21. Top K Frequent Elements in Array

✅ GFG solution to the Top K Frequent Elements problem: find k most frequent elements using QuickSelect partitioning with optimal time complexity. 🚀

The problem can be found at the following link: 🔗 Question Link

🧩 Problem Description

You are given a non-empty integer array arr[]. Your task is to find and return the top k elements which have the highest frequency in the array.

Note: If two numbers have the same frequency, the larger number should be given the higher priority.

📘 Examples

Example 1

Input: arr[] = [3, 1, 4, 4, 5, 2, 6, 1], k = 2
Output: [4, 1]
Explanation: Frequency of 4 is 2 and frequency of 1 is 2, these two have the maximum 
frequency and 4 is larger than 1.

Example 2

Input: arr[] = [7, 10, 11, 5, 2, 5, 5, 7, 11, 8, 9], k = 4
Output: [5, 11, 7, 10]
Explanation: Frequency of 5 is 3, frequency of 11 is 2, frequency of 7 is 2, 
frequency of 10 is 1.

🔒 Constraints

• $1 \le \text{arr.size()} \le 10^5$

• $1 \le \text{arr}[i] \le 10^5$

• $1 \le k \le \text{no. of distinct elements}$

✅ My Approach

The optimal approach uses QuickSelect Partitioning combined with Hash Map frequency counting to efficiently find the top k frequent elements:

QuickSelect + Partial Sort Algorithm

1. Build Frequency Map:

   • Traverse the entire array once to count the frequency of each element.

   • Store frequencies in an unordered hash map for O(1) average lookup time.

   • Time: O(n) where n is the array size.

2. Create Frequency-Element Pairs:

   • Convert the frequency map into a vector of pairs.

   • Each pair contains (frequency, element) for easy sorting and comparison.

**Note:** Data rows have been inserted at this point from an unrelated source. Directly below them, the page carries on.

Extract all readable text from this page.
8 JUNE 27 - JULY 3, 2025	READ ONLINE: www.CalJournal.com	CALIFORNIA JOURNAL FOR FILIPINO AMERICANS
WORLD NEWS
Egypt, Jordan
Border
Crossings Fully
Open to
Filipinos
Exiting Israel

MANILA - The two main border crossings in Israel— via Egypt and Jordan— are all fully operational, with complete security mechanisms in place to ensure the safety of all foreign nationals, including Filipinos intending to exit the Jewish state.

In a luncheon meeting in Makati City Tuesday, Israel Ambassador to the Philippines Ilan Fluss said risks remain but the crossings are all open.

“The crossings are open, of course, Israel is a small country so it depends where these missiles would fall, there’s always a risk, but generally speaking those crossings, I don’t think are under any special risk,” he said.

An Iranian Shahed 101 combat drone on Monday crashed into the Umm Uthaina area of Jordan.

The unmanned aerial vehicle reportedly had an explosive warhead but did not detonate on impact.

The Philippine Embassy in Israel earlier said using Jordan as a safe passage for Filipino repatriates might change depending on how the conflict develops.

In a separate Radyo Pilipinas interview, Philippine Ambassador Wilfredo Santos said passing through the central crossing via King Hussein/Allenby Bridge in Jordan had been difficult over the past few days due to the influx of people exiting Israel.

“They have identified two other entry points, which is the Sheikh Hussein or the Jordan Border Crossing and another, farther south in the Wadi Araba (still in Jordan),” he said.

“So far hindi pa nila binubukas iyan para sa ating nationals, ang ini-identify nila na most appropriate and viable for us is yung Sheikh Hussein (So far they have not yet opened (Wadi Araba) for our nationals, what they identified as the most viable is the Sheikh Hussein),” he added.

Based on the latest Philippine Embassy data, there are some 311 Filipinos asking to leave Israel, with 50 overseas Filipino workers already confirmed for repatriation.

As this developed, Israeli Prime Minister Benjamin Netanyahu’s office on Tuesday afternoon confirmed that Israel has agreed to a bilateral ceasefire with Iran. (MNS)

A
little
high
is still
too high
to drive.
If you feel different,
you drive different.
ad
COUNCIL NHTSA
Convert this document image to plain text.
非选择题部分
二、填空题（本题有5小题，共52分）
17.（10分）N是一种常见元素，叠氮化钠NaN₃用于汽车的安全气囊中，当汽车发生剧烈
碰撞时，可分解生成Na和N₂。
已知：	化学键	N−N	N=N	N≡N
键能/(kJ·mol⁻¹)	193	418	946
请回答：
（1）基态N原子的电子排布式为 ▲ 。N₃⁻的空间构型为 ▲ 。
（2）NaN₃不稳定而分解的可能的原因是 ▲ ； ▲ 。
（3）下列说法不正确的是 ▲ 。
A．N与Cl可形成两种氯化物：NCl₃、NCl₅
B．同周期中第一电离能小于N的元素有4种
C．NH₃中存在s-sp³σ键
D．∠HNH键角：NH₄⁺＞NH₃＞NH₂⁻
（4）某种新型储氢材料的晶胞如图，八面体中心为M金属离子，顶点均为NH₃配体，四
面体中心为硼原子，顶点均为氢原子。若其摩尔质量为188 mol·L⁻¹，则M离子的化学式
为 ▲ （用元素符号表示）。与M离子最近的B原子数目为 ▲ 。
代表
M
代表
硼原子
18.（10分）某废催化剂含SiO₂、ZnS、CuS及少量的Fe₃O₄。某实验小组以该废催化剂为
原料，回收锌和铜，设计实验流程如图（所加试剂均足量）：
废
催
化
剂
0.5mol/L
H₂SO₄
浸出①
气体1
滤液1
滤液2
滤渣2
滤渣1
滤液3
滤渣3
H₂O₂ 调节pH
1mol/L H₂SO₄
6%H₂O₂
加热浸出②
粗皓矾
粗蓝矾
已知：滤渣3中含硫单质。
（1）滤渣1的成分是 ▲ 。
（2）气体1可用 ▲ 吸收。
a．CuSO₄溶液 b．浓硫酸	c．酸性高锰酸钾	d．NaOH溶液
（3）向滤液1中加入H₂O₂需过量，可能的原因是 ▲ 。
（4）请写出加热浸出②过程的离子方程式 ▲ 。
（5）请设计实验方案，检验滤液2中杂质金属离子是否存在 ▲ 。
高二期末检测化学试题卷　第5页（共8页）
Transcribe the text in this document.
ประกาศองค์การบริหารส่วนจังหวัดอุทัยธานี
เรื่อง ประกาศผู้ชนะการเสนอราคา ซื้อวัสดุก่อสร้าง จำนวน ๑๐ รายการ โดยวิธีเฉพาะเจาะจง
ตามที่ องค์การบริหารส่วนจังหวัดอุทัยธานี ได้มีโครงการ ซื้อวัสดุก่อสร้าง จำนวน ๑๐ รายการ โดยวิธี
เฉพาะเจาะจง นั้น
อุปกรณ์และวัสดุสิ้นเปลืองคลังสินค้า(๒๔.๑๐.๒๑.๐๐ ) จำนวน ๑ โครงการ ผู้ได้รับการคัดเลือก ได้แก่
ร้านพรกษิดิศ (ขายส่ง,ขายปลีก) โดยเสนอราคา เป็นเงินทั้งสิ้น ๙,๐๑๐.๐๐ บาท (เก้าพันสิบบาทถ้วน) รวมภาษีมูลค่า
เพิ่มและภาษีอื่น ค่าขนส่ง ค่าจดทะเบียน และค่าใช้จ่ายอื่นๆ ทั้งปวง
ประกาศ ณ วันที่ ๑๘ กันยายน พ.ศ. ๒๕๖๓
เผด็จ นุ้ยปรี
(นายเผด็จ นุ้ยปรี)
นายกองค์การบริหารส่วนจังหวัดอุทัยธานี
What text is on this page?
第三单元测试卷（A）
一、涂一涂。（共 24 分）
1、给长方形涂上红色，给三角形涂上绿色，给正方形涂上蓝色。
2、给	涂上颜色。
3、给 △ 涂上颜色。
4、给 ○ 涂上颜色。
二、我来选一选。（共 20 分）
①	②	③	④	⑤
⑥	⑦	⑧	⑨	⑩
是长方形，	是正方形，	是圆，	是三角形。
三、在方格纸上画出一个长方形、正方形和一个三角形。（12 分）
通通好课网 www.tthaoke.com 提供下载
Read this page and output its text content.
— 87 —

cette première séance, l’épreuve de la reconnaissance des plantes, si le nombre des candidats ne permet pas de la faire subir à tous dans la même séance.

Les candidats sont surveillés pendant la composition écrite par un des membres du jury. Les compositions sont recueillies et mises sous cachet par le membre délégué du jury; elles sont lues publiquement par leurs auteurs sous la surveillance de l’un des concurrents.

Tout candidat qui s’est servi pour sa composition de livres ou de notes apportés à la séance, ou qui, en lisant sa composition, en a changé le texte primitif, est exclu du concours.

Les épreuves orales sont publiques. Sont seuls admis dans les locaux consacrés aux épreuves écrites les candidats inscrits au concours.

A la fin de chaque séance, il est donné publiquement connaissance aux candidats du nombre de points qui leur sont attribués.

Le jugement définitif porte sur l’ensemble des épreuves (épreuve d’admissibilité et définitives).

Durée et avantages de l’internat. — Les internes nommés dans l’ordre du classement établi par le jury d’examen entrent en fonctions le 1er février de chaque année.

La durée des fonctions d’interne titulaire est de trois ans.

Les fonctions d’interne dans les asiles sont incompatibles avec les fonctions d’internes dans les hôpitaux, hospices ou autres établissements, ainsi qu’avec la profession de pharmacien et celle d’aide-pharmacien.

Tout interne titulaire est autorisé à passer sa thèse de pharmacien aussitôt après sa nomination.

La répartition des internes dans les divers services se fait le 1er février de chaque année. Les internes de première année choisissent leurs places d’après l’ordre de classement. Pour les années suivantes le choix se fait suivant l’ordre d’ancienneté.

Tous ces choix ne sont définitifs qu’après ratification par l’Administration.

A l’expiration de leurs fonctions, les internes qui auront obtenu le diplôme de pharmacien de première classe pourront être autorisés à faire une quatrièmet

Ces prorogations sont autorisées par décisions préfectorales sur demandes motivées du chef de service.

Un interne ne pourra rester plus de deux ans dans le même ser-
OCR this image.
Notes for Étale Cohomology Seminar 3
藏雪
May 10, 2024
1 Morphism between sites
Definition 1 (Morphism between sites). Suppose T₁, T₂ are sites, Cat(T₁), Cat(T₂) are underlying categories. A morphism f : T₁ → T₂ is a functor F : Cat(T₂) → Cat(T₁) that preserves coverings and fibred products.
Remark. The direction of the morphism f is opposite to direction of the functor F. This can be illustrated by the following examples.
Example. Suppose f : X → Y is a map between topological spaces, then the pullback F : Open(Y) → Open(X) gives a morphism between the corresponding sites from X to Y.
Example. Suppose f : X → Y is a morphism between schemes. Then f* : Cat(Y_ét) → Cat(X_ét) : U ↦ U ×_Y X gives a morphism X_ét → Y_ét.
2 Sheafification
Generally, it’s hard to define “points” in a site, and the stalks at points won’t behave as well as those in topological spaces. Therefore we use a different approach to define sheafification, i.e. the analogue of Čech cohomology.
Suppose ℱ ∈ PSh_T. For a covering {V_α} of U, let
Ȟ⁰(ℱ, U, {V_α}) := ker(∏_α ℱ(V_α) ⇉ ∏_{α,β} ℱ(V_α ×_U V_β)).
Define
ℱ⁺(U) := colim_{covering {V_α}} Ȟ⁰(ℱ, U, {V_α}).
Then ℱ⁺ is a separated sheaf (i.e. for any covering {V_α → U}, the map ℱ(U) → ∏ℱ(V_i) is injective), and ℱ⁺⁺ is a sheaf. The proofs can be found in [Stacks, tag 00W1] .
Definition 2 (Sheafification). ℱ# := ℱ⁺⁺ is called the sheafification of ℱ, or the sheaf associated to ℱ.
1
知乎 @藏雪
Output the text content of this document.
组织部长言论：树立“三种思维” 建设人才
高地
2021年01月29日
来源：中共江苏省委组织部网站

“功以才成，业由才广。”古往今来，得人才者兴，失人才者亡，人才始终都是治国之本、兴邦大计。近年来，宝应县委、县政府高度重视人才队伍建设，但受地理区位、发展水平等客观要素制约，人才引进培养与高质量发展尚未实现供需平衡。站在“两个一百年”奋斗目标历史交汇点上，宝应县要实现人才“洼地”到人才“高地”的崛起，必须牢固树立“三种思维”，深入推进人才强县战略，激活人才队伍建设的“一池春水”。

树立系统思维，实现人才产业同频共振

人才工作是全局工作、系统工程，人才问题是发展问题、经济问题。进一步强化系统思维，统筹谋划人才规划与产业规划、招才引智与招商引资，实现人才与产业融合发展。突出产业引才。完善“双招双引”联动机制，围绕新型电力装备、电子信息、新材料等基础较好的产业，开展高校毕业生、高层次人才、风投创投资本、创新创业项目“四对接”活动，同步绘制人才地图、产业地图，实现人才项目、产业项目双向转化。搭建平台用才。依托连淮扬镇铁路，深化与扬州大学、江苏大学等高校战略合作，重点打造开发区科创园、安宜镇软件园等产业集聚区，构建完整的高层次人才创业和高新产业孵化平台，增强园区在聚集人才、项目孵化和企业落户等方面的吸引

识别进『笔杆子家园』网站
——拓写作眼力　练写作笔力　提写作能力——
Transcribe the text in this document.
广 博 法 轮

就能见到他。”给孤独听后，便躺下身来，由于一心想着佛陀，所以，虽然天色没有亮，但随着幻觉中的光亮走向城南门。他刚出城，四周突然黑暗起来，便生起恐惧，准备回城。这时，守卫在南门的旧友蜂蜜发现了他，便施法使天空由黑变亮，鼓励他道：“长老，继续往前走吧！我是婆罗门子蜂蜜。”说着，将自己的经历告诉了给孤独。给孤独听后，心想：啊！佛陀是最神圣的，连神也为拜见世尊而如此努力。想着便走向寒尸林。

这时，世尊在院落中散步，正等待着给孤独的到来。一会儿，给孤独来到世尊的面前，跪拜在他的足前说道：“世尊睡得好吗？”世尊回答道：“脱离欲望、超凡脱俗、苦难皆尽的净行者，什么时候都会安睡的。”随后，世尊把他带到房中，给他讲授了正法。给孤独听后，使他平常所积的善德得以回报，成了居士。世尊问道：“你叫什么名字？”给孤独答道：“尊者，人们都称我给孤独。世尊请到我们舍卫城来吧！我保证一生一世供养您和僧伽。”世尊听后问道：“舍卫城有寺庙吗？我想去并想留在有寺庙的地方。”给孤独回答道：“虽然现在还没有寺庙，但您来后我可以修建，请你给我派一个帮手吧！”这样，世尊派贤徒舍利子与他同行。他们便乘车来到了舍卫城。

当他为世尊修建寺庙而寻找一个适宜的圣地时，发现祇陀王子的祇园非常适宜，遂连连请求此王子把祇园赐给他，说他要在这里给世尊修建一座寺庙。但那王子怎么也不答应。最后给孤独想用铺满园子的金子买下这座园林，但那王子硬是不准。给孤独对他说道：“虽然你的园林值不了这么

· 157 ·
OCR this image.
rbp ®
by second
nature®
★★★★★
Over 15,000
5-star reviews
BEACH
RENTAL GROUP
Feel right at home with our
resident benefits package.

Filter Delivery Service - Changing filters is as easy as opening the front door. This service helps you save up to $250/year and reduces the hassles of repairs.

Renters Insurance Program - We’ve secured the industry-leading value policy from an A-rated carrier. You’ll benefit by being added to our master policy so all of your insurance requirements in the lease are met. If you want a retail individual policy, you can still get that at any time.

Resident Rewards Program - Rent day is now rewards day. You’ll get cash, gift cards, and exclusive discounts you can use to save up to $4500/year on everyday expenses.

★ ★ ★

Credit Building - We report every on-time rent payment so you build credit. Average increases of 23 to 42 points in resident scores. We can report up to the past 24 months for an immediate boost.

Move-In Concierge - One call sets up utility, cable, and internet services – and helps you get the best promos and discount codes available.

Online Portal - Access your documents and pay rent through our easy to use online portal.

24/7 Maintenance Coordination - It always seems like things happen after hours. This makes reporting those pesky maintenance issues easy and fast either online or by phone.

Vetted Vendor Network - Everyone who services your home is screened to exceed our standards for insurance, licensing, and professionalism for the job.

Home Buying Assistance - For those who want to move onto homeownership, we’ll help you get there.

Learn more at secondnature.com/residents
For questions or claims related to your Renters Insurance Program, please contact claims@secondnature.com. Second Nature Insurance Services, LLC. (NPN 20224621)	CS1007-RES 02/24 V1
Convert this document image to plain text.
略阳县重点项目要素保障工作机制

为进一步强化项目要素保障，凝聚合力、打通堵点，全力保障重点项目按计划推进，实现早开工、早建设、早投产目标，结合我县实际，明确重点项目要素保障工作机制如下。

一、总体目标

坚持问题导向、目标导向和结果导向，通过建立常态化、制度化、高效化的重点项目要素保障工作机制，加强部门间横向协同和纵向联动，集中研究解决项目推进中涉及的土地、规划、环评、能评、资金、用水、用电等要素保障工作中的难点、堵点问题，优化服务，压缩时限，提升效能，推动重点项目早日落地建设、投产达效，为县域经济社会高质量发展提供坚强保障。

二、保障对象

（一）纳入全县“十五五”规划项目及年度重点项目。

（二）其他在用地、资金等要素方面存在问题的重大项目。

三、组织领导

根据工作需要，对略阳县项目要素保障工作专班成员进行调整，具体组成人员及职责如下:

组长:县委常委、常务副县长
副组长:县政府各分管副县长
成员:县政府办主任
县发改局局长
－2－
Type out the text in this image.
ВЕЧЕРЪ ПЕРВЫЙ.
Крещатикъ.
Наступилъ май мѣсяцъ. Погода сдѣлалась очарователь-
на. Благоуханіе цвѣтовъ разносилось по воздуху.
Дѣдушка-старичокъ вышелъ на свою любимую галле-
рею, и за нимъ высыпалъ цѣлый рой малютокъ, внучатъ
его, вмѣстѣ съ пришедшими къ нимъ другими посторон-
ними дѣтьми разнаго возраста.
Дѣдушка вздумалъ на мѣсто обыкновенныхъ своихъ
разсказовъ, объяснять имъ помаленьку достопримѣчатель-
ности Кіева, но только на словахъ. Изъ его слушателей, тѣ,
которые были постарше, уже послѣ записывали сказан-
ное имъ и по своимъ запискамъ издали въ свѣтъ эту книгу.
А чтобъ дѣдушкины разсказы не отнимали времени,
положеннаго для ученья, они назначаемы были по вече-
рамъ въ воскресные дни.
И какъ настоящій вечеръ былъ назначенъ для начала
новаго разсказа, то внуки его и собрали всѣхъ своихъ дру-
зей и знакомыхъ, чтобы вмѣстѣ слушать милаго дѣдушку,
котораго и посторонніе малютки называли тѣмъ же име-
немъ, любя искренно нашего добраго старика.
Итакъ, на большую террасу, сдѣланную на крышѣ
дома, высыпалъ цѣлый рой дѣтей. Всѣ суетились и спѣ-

   • This transformation takes O(m) time where m is the number of unique elements.

3. Partition Using nth_element:

   • Apply C++ STL's nth_element function with greater comparator.

   • This uses the QuickSelect algorithm to partition the vector.

   • After partitioning, the top k frequent elements are guaranteed to be in the first k positions.

   • Average time complexity: O(m) for partitioning.

4. Sort Top K Elements:

   • Sort only the first k elements in descending order by frequency.

   • When frequencies are equal, the larger element value gets priority.

   • This ensures the correct order as per problem requirements.

   • Time: O(k log k) which is typically much smaller than O(m log m).

5. Extract Result:

   • Iterate through the first k sorted pairs.

   • Extract only the element values (second component of pair) into result vector.

   • Return the final result containing top k frequent elements.

Why This Approach?

• Optimal Time Complexity: Combines the efficiency of QuickSelect (O(m) average) with minimal sorting overhead (O(k log k)).

• Space Efficient: Uses only O(m) extra space for frequency map and pairs vector.

• Handles Tie-Breaking: Automatically prioritizes larger values when frequencies are equal through pair comparison.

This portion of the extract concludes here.